COLUMBUS, Ohio - The owners of Country Trader convenience store, which raised its gasoline price to $4.99 a gallon on Sept. 11, have been called profiteers and worse.

On the day of the attacks, several Ohio gas stations, including Country Trader, raised their prices to more than $3 a gallon, according to the Columbus Dispatch.. The increase was a reaction to uncertainty, panic buying and a surge in wholesale cost.

"We got a fax from our supplier that the price was raising something like 15 cents immediately and that that was not a ceiling. We had no way of contacting anyone in that short period of time to find out what was going on with supply,'' said Debra Stephens, who owns the Country Trader store with her husband Jim.

At 8 p.m., with closing scheduled for 9 and traffic stretched beyond the parking lot, Stephens raised the price for the first time that day - to $4.99 a gallon. "That was just to get people to stop pulling in, more than anything else. People saw the price. They had the opportunity to leave," Stephens said.

Instead of leaving, irate customers placed calls to Ohio Attorney General Betty D. Montgomery alleging foul play. After an investigation, Montgomery's office threatened to sue any station that had charged more than $3 a gallon that day unless it donated money to the American Red Cross.

"Profiteering in the wake of a national tragedy of this proportion is unconscionable and unacceptable, especially when we know there is no shortage of gasoline," Montgomery said.

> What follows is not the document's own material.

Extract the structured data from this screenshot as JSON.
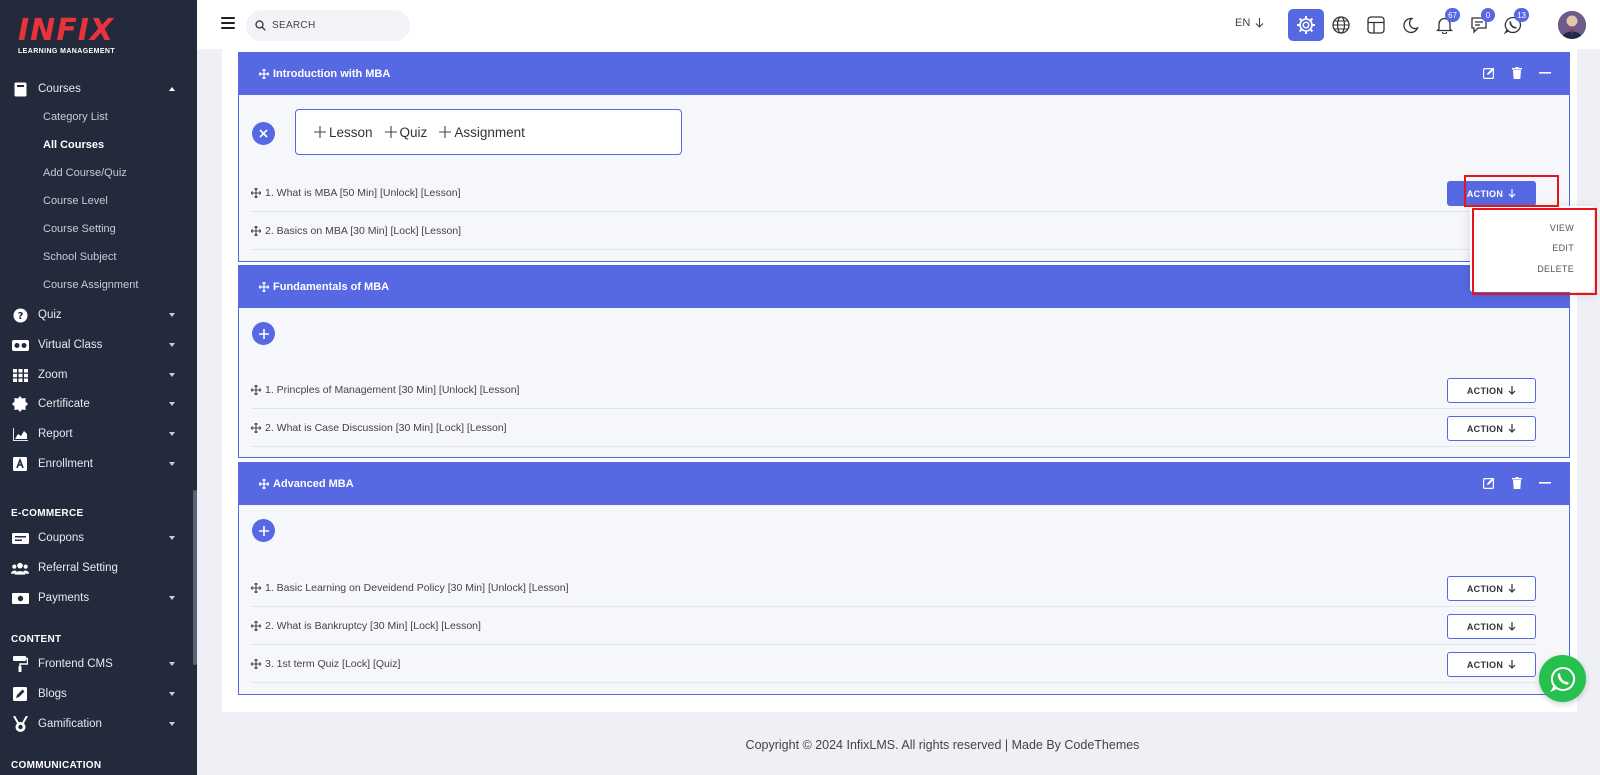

After at least 23 stations succumbed, Montgomery celebrated with a triumphal news release. But a few stations held out, including Country Trader, which faces a $125,000 fine.

The Stephenses have countersued Montgomery for slander, claiming the negative publicity has cost the store more than $100,000 in fuel sales.

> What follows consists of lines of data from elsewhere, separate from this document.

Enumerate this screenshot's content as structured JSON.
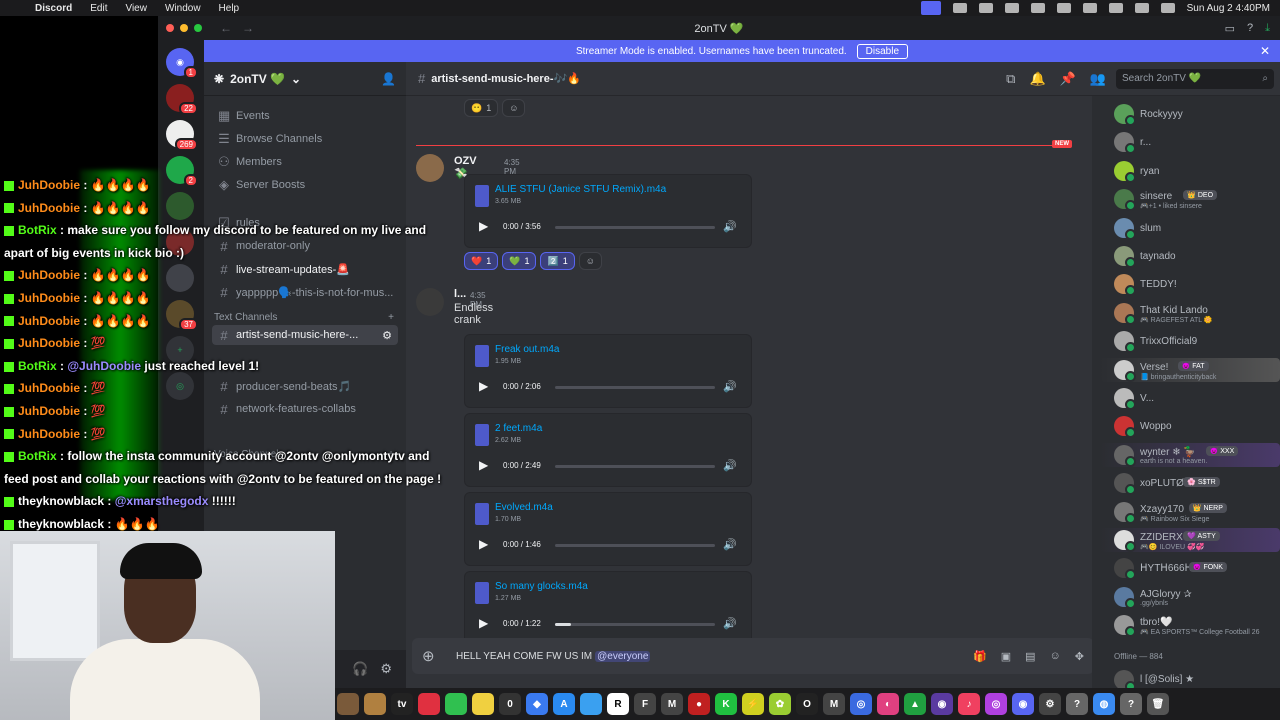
{
  "menubar": {
    "app_name": "Discord",
    "items": [
      "Edit",
      "View",
      "Window",
      "Help"
    ],
    "clock": "Sun Aug 2  4:40PM"
  },
  "window": {
    "title": "2onTV 💚",
    "streamer_banner": "Streamer Mode is enabled. Usernames have been truncated.",
    "disable_label": "Disable"
  },
  "rail": {
    "badges": [
      "1",
      "22",
      "269",
      "2",
      "37"
    ]
  },
  "sidebar": {
    "guild_name": "2onTV 💚",
    "top_items": [
      "Events",
      "Browse Channels",
      "Members",
      "Server Boosts"
    ],
    "channels": [
      "rules",
      "moderator-only",
      "live-stream-updates-🚨",
      "yappppp🗣️-this-is-not-for-mus..."
    ],
    "text_category": "Text Channels",
    "text_channels": [
      "artist-send-music-here-...",
      "producer-send-beats🎵",
      "network-features-collabs"
    ],
    "voice_category": "Voice Channels"
  },
  "chat": {
    "channel_title": "artist-send-music-here-🎶🔥",
    "search_placeholder": "Search 2onTV 💚",
    "new_label": "NEW",
    "top_reaction_count": "1",
    "messages": [
      {
        "author": "OZV 💸",
        "time": "4:35 PM",
        "attachments": [
          {
            "name": "ALIE STFU (Janice STFU Remix).m4a",
            "size": "3.65 MB",
            "time": "0:00 / 3:56"
          }
        ],
        "reactions": [
          {
            "emoji": "❤️",
            "count": "1"
          },
          {
            "emoji": "💚",
            "count": "1"
          },
          {
            "emoji": "2️⃣",
            "count": "1"
          }
        ]
      },
      {
        "author": "l...",
        "time": "4:35 PM",
        "text": "Endless crank",
        "attachments": [
          {
            "name": "Freak out.m4a",
            "size": "1.95 MB",
            "time": "0:00 / 2:06"
          },
          {
            "name": "2 feet.m4a",
            "size": "2.62 MB",
            "time": "0:00 / 2:49"
          },
          {
            "name": "Evolved.m4a",
            "size": "1.70 MB",
            "time": "0:00 / 1:46"
          },
          {
            "name": "So many glocks.m4a",
            "size": "1.27 MB",
            "time": "0:00 / 1:22"
          }
        ]
      }
    ],
    "progress_fraction": [
      0.0,
      0.0,
      0.0,
      0.0,
      0.1
    ],
    "composer_text": "HELL YEAH COME FW US IM",
    "composer_mention": "@everyone"
  },
  "members": {
    "online": [
      {
        "name": "Rockyyyy",
        "color": "#5aa05a"
      },
      {
        "name": "r...",
        "color": "#777777"
      },
      {
        "name": "ryan",
        "color": "#9acd32"
      },
      {
        "name": "sinsere",
        "tag": "👑 DEO",
        "sub": "🎮+1 • liked sinsere",
        "color": "#4a7a4a"
      },
      {
        "name": "slum",
        "color": "#6a8caf"
      },
      {
        "name": "taynado",
        "color": "#8a9a7a"
      },
      {
        "name": "TEDDY!",
        "color": "#c08a5a"
      },
      {
        "name": "That Kid Lando",
        "sub": "🎮 RAGEFEST ATL 🌼",
        "color": "#aa7755"
      },
      {
        "name": "TrixxOfficial9",
        "color": "#aaaaaa"
      },
      {
        "name": "Verse!",
        "tag": "😈 FAT",
        "sub": "📘 bringauthenticityback",
        "color": "#cccccc"
      },
      {
        "name": "V...",
        "color": "#bbbbbb"
      },
      {
        "name": "Woppo",
        "color": "#cc3333"
      },
      {
        "name": "wynter ❄ 🦆",
        "tag": "😈 XXX",
        "sub": "earth is not a heaven.",
        "color": "#666666"
      },
      {
        "name": "xoPLUTØ",
        "tag": "🌸 S$TR",
        "color": "#555555"
      },
      {
        "name": "Xzayy170",
        "tag": "👑 NERP",
        "sub": "🎮 Rainbow Six Siege",
        "color": "#777777"
      },
      {
        "name": "ZZIDERX",
        "tag": "💜 ASTY",
        "sub": "🎮😊 ILOVEU 💞💞",
        "color": "#dddddd"
      },
      {
        "name": "ᕼYTᕼ666ᕼ",
        "tag": "😈 FONK",
        "color": "#444444"
      },
      {
        "name": "AJGloryy ✰",
        "sub": ".gg/ybnls",
        "color": "#5a7aa0"
      },
      {
        "name": "tbro!🤍",
        "sub": "🎮 EA SPORTS™ College Football 26",
        "color": "#999999"
      }
    ],
    "offline_label": "Offline — 884",
    "offline_first": "l [@Solis] ★"
  },
  "overlay_chat": [
    {
      "user": "JuhDoobie",
      "msg": "🔥🔥🔥🔥"
    },
    {
      "user": "JuhDoobie",
      "msg": "🔥🔥🔥🔥"
    },
    {
      "user": "BotRix",
      "msg": "make sure you follow my discord to be featured on my live and",
      "bot": true
    },
    {
      "user": "",
      "msg": "apart of big events in kick bio :)"
    },
    {
      "user": "JuhDoobie",
      "msg": "🔥🔥🔥🔥"
    },
    {
      "user": "JuhDoobie",
      "msg": "🔥🔥🔥🔥"
    },
    {
      "user": "JuhDoobie",
      "msg": "🔥🔥🔥🔥"
    },
    {
      "user": "JuhDoobie",
      "msg": "💯"
    },
    {
      "user": "BotRix",
      "mention": "@JuhDoobie",
      "msg": "just reached level 1!",
      "bot": true
    },
    {
      "user": "JuhDoobie",
      "msg": "💯"
    },
    {
      "user": "JuhDoobie",
      "msg": "💯"
    },
    {
      "user": "JuhDoobie",
      "msg": "💯"
    },
    {
      "user": "BotRix",
      "msg": "follow the insta community account @2ontv @onlymontytv and",
      "bot": true
    },
    {
      "user": "",
      "msg": "feed post and collab your reactions with @2ontv to be featured on the page !"
    },
    {
      "user": "theyknowblack",
      "mention": "@xmarsthegodx",
      "msg": "!!!!!!",
      "white": true
    },
    {
      "user": "theyknowblack",
      "msg": "🔥🔥🔥",
      "white": true
    }
  ]
}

On the day of the attack, "everybody was kind of, like, numb," Stephens recalled. "But as the day went on, it seemed like people started going crazy. By nighttime, people started lining up at the pumps. Customers said, 'Have you heard the pipelines are being shut down? Have you heard prices in Kentucky are $10 a gallon?' They were panicked and we were, too. We were afraid they were going to drain us."

On Sept. 12, when no supply shortage materialized, the station returned prices to normal, the report said.
"People are scary when they're enraged and think they're being ripped off," Stephens said. "And that's what Betty Montgomery is telling people. People trust her. And she's telling people we did this horrendous thing. I think she owes us a big apology."